10 Best Times TV Characters Returned From The Dead

2. Sherlock - Sherlock

Jon Snow Shocked
BBC Studios

The BBC's Sherlock is a brilliantly frustrating case study in onscreen resurrection.

While the detective's "death" only lasts for a matter of minutes - with Sherlock's survival being revealed in the final seconds of The Reichenbach Fall - the two years between the second and third seasons were rife with desperately far-fetched theories as to how he denied the Reaper.

Framed as a fraud by Moriarty, Sherlock was posed with an impossible choice in the second season finale. The detective must hurl himself from the roof of St. Bartholomew's Hospital, or his tormenter will have every person that Sherlock holds dear murdered, with assassins standing by.

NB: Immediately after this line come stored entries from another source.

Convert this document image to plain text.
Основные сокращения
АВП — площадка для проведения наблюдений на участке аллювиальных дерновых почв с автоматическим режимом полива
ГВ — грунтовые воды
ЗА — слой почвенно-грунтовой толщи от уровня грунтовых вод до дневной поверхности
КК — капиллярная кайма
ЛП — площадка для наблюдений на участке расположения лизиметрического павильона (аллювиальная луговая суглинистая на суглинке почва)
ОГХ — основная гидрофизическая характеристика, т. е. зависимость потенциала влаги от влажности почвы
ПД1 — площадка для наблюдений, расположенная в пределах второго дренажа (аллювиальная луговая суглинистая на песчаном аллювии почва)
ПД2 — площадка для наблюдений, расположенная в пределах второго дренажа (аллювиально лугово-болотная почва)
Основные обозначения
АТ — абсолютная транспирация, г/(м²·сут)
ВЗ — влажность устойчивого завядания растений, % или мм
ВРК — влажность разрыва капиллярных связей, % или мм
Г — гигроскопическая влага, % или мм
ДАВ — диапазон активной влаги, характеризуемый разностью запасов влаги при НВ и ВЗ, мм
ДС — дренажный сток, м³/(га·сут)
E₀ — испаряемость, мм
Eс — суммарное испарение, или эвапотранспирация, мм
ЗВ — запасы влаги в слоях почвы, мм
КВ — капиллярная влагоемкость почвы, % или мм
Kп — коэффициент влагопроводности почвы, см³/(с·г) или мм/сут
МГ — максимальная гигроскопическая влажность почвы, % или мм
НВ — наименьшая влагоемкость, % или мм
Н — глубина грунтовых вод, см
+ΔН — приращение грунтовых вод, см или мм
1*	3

Sherlock's emotionally-loaded farewell to John seconds before his jump lent an air of mournful authenticity to proceedings. As paramedics scraped Holmes' bloodied remains off the pavement, viewers were left with one question: how the hell does one survive a multi-story swan-dive onto concrete?

Ultimately, Sherlock is maddeningly vague concerning the answer that fans were dying to find out. The following episode depicts a number of increasingly fantastical theories, later shown to be the musings of a guilt-stricken Philip Anderson following Sherlock's perceived suicide.

While Sherlock eventually confides what he claims to be the unbelievable truth behind his survival to Anderson himself, the tongue-in-cheek manner of his revelation means that audiences are ultimately left questioning the legitimacy of his explanation.